REGLEMENTATION DE L'EXPERIMENTATION ANIMALE :

Voici la règlementation en vigueur. Est-elle suivie ? À voir les vidéos filmées en caméra cachée, non :

C'est une réglementation très stricte qui protège les animaux tant que l'objectif de l'expérimentation n'est pas compromis :

Dans son communiqué de décembre 2018, PETA France assure que les alternatives à l'expérimentation animale sont "plus efficaces", "plus fiables" et "plus adaptées à l'humain". Des affirmations que les scientifiques réfutent en bloc. "On ne fait pas ça pour le plaisir, les scientifiques ne font pas joujou avec les animaux", assure à l'AFP Caroline Le Guiner, experte en thérapie génique du muscle.

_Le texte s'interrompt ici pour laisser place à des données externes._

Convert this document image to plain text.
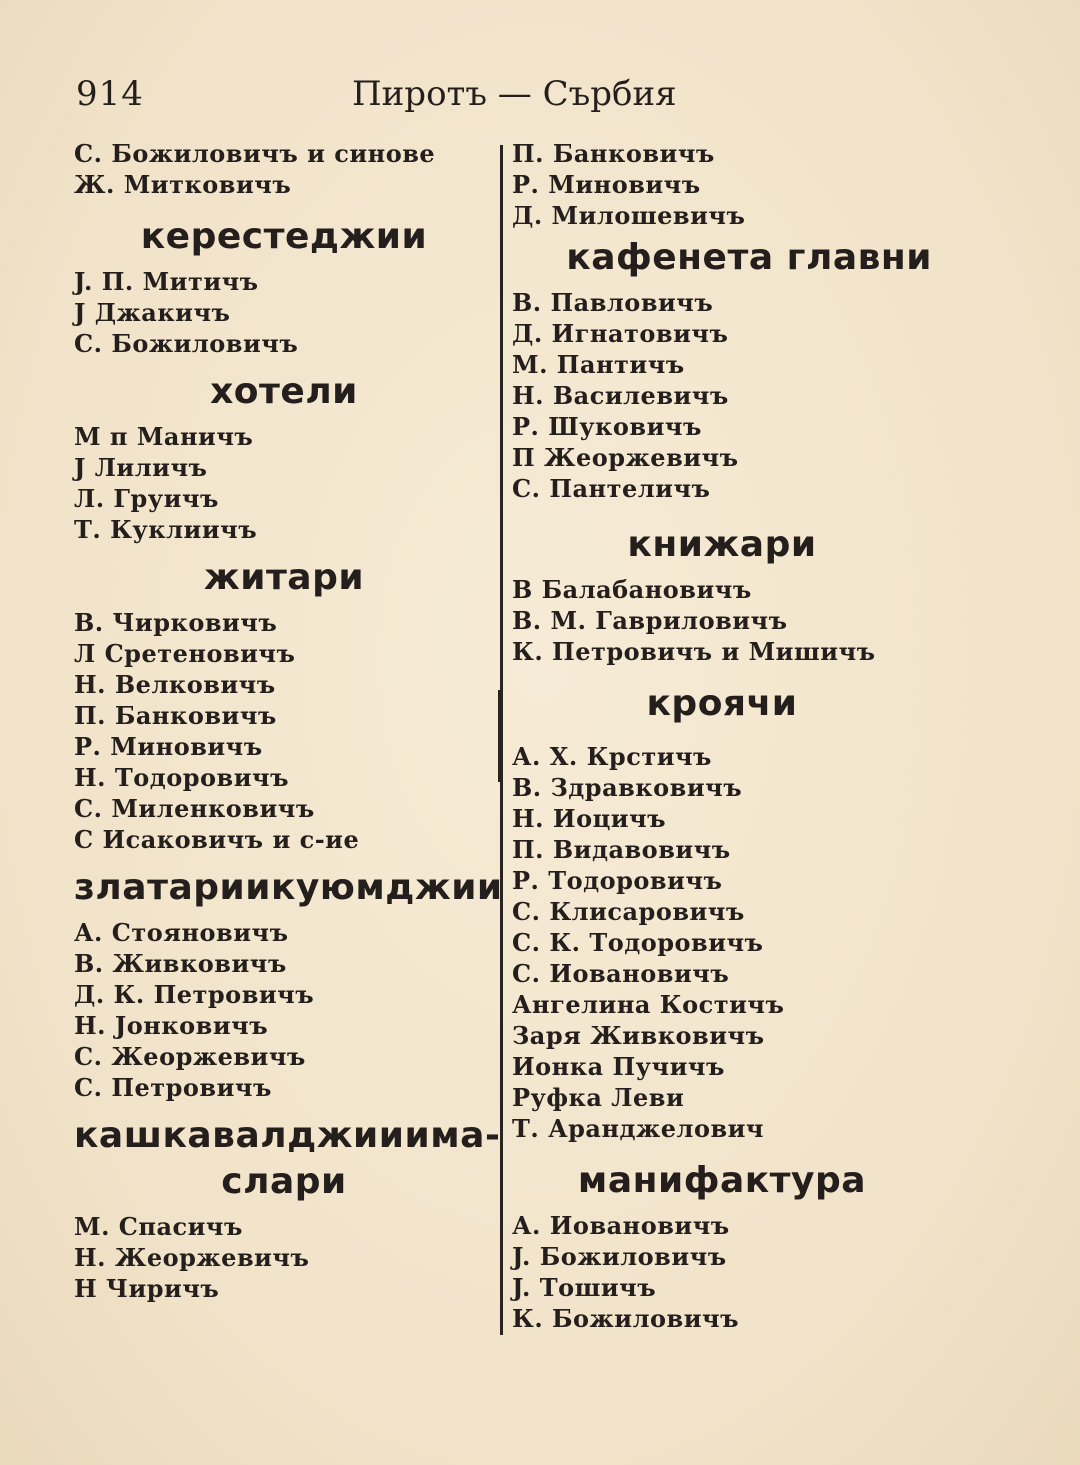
914	Пиротъ — Сърбия
С. Божиловичъ и синове
Ж. Митковичъ
керестеджии
J. П. Митичъ
J Джакичъ
С. Божиловичъ
хотели
М п Маничъ
J Лиличъ
Л. Груичъ
Т. Куклиичъ
житари
В. Чирковичъ
Л Сретеновичъ
Н. Велковичъ
П. Банковичъ
Р. Миновичъ
Н. Тодоровичъ
С. Миленковичъ
С Исаковичъ и с-ие
златари и куюмджии
А. Стояновичъ
В. Живковичъ
Д. К. Петровичъ
Н. Јонковичъ
С. Жеоржевичъ
С. Петровичъ
кашкавалджии и ма-
слари
М. Спасичъ
Н. Жеоржевичъ
Н Чиричъ
П. Банковичъ
Р. Миновичъ
Д. Милошевичъ
кафенета главни
В. Павловичъ
Д. Игнатовичъ
М. Пантичъ
Н. Василевичъ
Р. Шуковичъ
П Жеоржевичъ
С. Пантеличъ
книжари
В Балабановичъ
В. М. Гавриловичъ
К. Петровичъ и Мишичъ
кроячи
А. Х. Крстичъ
В. Здравковичъ
Н. Иоцичъ
П. Видавовичъ
Р. Тодоровичъ
С. Клисаровичъ
С. К. Тодоровичъ
С. Иовановичъ
Ангелина Костичъ
Заря Живковичъ
Ионка Пучичъ
Руфка Леви
Т. Аранджелович
манифактура
А. Иовановичъ
J. Божиловичъ
J. Тошичъ
К. Божиловичъ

Avec 400 chercheurs, elle avait signé une tribune parue le 1er décembre 2017 dans Libération, intitulée "Assez de caricatures sur l'expérimentation animale". Ils y rappellent que les conditions de ces expérimentations sont rigoureusement encadrées, et encore davantage ces dernières années, au fur et à mesure que montaient les préoccupations liées au bien-être animal.

LES 3 R. :
Une directive européenne, transposée en droit français en 2013, met en avant le principe des "3R" :

REMPLACER (le recours aux animaux par d'autres méthodes quand c'est possible),

RÉDUIRE (le nombre d'animaux nécessaires à une étude),

RAFFINER (c'est-à-dire diminuer les contraintes imposées aux animaux).

Les projets utilisant des animaux doivent être examinés par des comités d'éthique et autorisés par le ministère de la Recherche.

Souffrances :.
Les réglementations européenne et française stipulent qu'il est obligatoire de soulager les souffrances de ces animaux, à moins que cela ne soit incompatible avec l'objet de la procédure. "Des mesures (doivent être) prises pour mettre fin dans les délais les plus brefs à toute anomalie ou à toute douleur, toute souffrance, toute angoisse ou tout dommage durable constatés qui pourraient être évités", dit notamment le décret n°2013-118.

Utilisation d'alternatives :.
Il est interdit depuis 1986 d'utiliser un modèle animal dans le cas où il existe un modèle alternatif satisfaisant sur le plan scientifique

METHODES ALTERNATIVES :

Les méthodes alternatives, largement sous-financées, constituent la bonne science :

-Recherche in-vitro (cultures de cellules, de tissus, d'organes)

-Méthodes in silico (modélisation informatique)

-Études épidémiologiques

-Recherche clinique

-Autopsies

De plus en plus de chercheurs joignent leurs voix à celles des associations de défense des animaux pour mettre en cause la pertinence scientifique de ces méthodes.

L'association Antidote Europe, qui rassemble des chercheurs éminents opposés à l'expérimentation animale pour des raisons strictement scientifiques, explique ainsi :

"Il est très important que le public apprenne qu’il n’y a pas consensus au sein de la communauté scientifique et médicale. Beaucoup de questions (dont la pertinence du « modèle animal ») font débat. C’est important parce que plusieurs réglementations dont notre santé dépend se fondent sur l’hypothèse que le « modèle animal » serait pertinent pour prévoir les réactions physiologiques humaines."

AUCUN ANIMAL N'EST LE MODÈLE BIOLOGIQUE DE L'HOMME.